Not sure what's wrong, yet.
I needed to go to one of our local cemeteries yesterday to resolve a minor crisis so I thought I'd drive the GT/CS to see if it still insisted on running hot. When I pulled into the cemetery the car made a couple major hiccups. Not a normal miss-fire, but a complete stop, then immediately start back up. I parked it and revved it a few times. It hiccupped a couple more times then smoothed out so I figured whatever the problem was fixed itself and I shut it down and went to work
When I finished my work and was getting ready to leave I started the car and drove it to the cemetery entrance. When I got to the entrance the car let me know it wasn't happy. It behaved like it was either flooding or starving. I could barely keep it running, so I coaxed it back into the cemetery and into a parking spot. I tweaked the timing and point gap and it ran great again. So back to the cemetery entrance we went, but it started running even worse than before, so back to the parking spot we went. I called a tow truck at that point.
I was able to drive it onto the tow truck so I figured I would be able to make it up the driveway. WRONG. It will start but it won't run well enough to move 5', let alone up the drive.
My 1st thought was that the timing chain slipped but I'm going with the cheapest fixes then progressing from there so I'm telling myself that the problem is just a torn fuel pump diaphram. That would explain why it started out with just a hiccup then kept getting worse.
The car was completely restored 20 years ago, but since then it has been driven only 3000 miiles. Such lack of use wreaks havoc on rubber parts.
If it isn't the fuel pump I'm considering replacing (or rebuilding) the distributor, carb, and timing chain, in that order, unless someone has another suggestion.

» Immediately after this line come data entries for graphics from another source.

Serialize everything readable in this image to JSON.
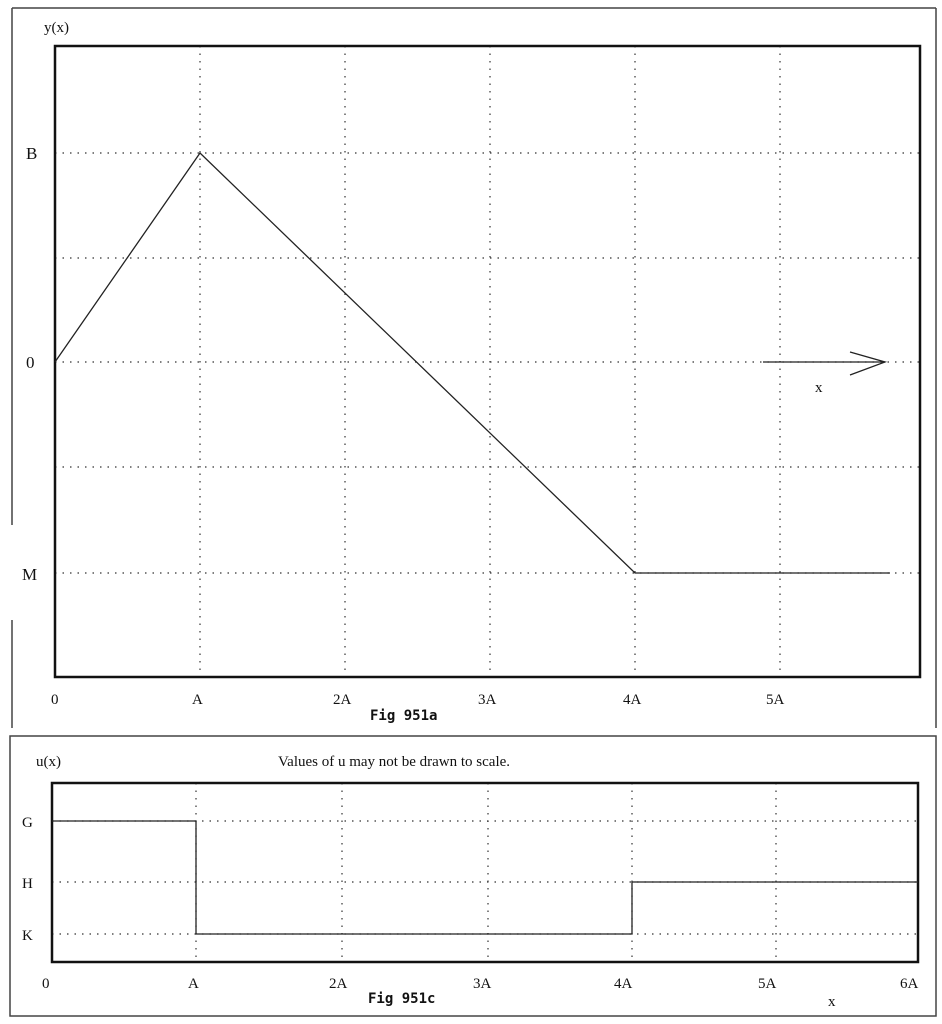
{
  "fig_a": {
    "y_axis_label": "y(x)",
    "caption": "Fig 951a",
    "x_ticks": [
      "0",
      "A",
      "2A",
      "3A",
      "4A",
      "5A"
    ],
    "y_ticks": {
      "B": "B",
      "zero": "0",
      "M": "M"
    },
    "arrow_label": "x"
  },
  "fig_c": {
    "y_axis_label": "u(x)",
    "note": "Values of u may not be drawn to scale.",
    "caption": "Fig 951c",
    "x_ticks": [
      "0",
      "A",
      "2A",
      "3A",
      "4A",
      "5A",
      "6A"
    ],
    "y_ticks": {
      "G": "G",
      "H": "H",
      "K": "K"
    },
    "x_axis_label": "x"
  },
  "chart_data": [
    {
      "type": "line",
      "x_unit": "A",
      "points": [
        [
          0,
          0
        ],
        [
          1,
          "B"
        ],
        [
          4,
          "M"
        ],
        [
          5.8,
          "M"
        ]
      ]
    },
    {
      "type": "line",
      "x_unit": "A",
      "steps": [
        {
          "from": 0,
          "to": 1,
          "value": "G"
        },
        {
          "from": 1,
          "to": 4,
          "value": "K"
        },
        {
          "from": 4,
          "to": 6,
          "value": "H"
        }
      ]
    }
  ]
}
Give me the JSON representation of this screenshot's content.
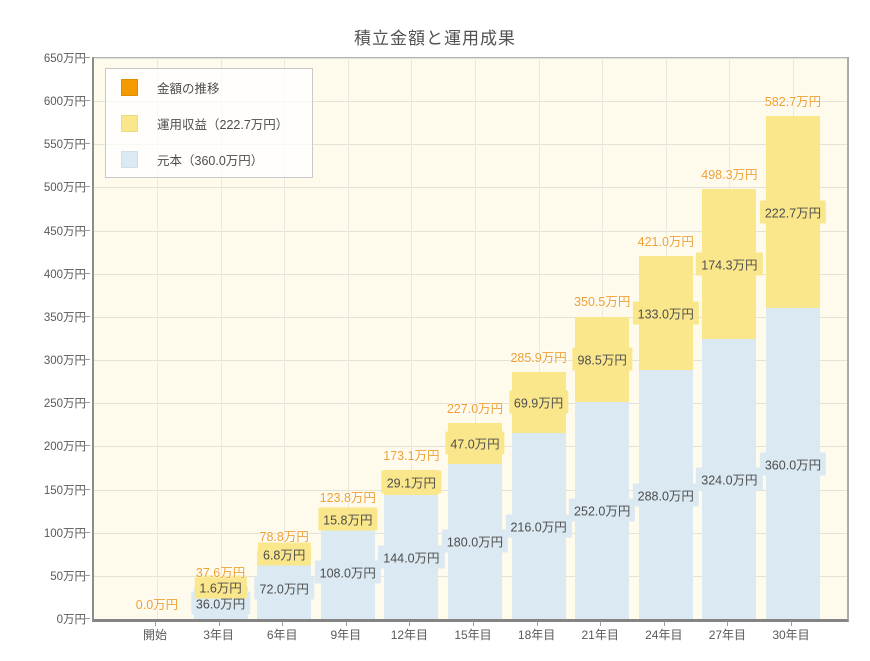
{
  "title": "積立金額と運用成果",
  "legend": {
    "items": [
      {
        "name": "amount-trend",
        "label": "金額の推移",
        "color": "#F59B00",
        "border": "#DD8F00"
      },
      {
        "name": "investment-profit",
        "label": "運用収益（222.7万円）",
        "color": "#FAE78C",
        "border": "#EADB85"
      },
      {
        "name": "principal",
        "label": "元本（360.0万円）",
        "color": "#DBE9F2",
        "border": "#CCDFEB"
      }
    ]
  },
  "chart_data": {
    "type": "bar",
    "stacked": true,
    "title": "積立金額と運用成果",
    "categories": [
      "開始",
      "3年目",
      "6年目",
      "9年目",
      "12年目",
      "15年目",
      "18年目",
      "21年目",
      "24年目",
      "27年目",
      "30年目"
    ],
    "series": [
      {
        "name": "元本",
        "color": "#DBE9F2",
        "values": [
          0,
          36.0,
          72.0,
          108.0,
          144.0,
          180.0,
          216.0,
          252.0,
          288.0,
          324.0,
          360.0
        ],
        "labels": [
          "",
          "36.0万円",
          "72.0万円",
          "108.0万円",
          "144.0万円",
          "180.0万円",
          "216.0万円",
          "252.0万円",
          "288.0万円",
          "324.0万円",
          "360.0万円"
        ]
      },
      {
        "name": "運用収益",
        "color": "#FAE78C",
        "values": [
          0,
          1.6,
          6.8,
          15.8,
          29.1,
          47.0,
          69.9,
          98.5,
          133.0,
          174.3,
          222.7
        ],
        "labels": [
          "",
          "1.6万円",
          "6.8万円",
          "15.8万円",
          "29.1万円",
          "47.0万円",
          "69.9万円",
          "98.5万円",
          "133.0万円",
          "174.3万円",
          "222.7万円"
        ]
      }
    ],
    "totals": {
      "name": "金額の推移",
      "color": "#EFA032",
      "values": [
        0.0,
        37.6,
        78.8,
        123.8,
        173.1,
        227.0,
        285.9,
        350.5,
        421.0,
        498.3,
        582.7
      ],
      "labels": [
        "0.0万円",
        "37.6万円",
        "78.8万円",
        "123.8万円",
        "173.1万円",
        "227.0万円",
        "285.9万円",
        "350.5万円",
        "421.0万円",
        "498.3万円",
        "582.7万円"
      ]
    },
    "y_axis": {
      "min": 0,
      "max": 650,
      "step": 50,
      "unit": "万円",
      "tick_labels": [
        "0万円",
        "50万円",
        "100万円",
        "150万円",
        "200万円",
        "250万円",
        "300万円",
        "350万円",
        "400万円",
        "450万円",
        "500万円",
        "550万円",
        "600万円",
        "650万円"
      ]
    },
    "grid": true,
    "legend_position": "top-left",
    "plot_bg": "#FFFBEC"
  }
}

A few more tips when come-a-longing a car up a driveway;
- When operating the come-a-long make sure the parking brake is off and the car is not in gear. Believe it or not the car will move in that situation but it takes alot of effort!
- Make sure none of the neighborhood little kids are within earshot when you discover the emergency brake is on and the car is in gear!!!
- Don't forget to block one of the the rear tires.
- Make sure none of the neighborhood little kids are within earshot when you realize why a rear wheel should be blocked.
- Make sure the eye-bolt is screwed into a stud and not just the metal drywall corner bead. That bugger hurts when it pops out.
- Make sure none of the neighborhood little kids are within earshot when the eyebolt pops out of the metal corner bead.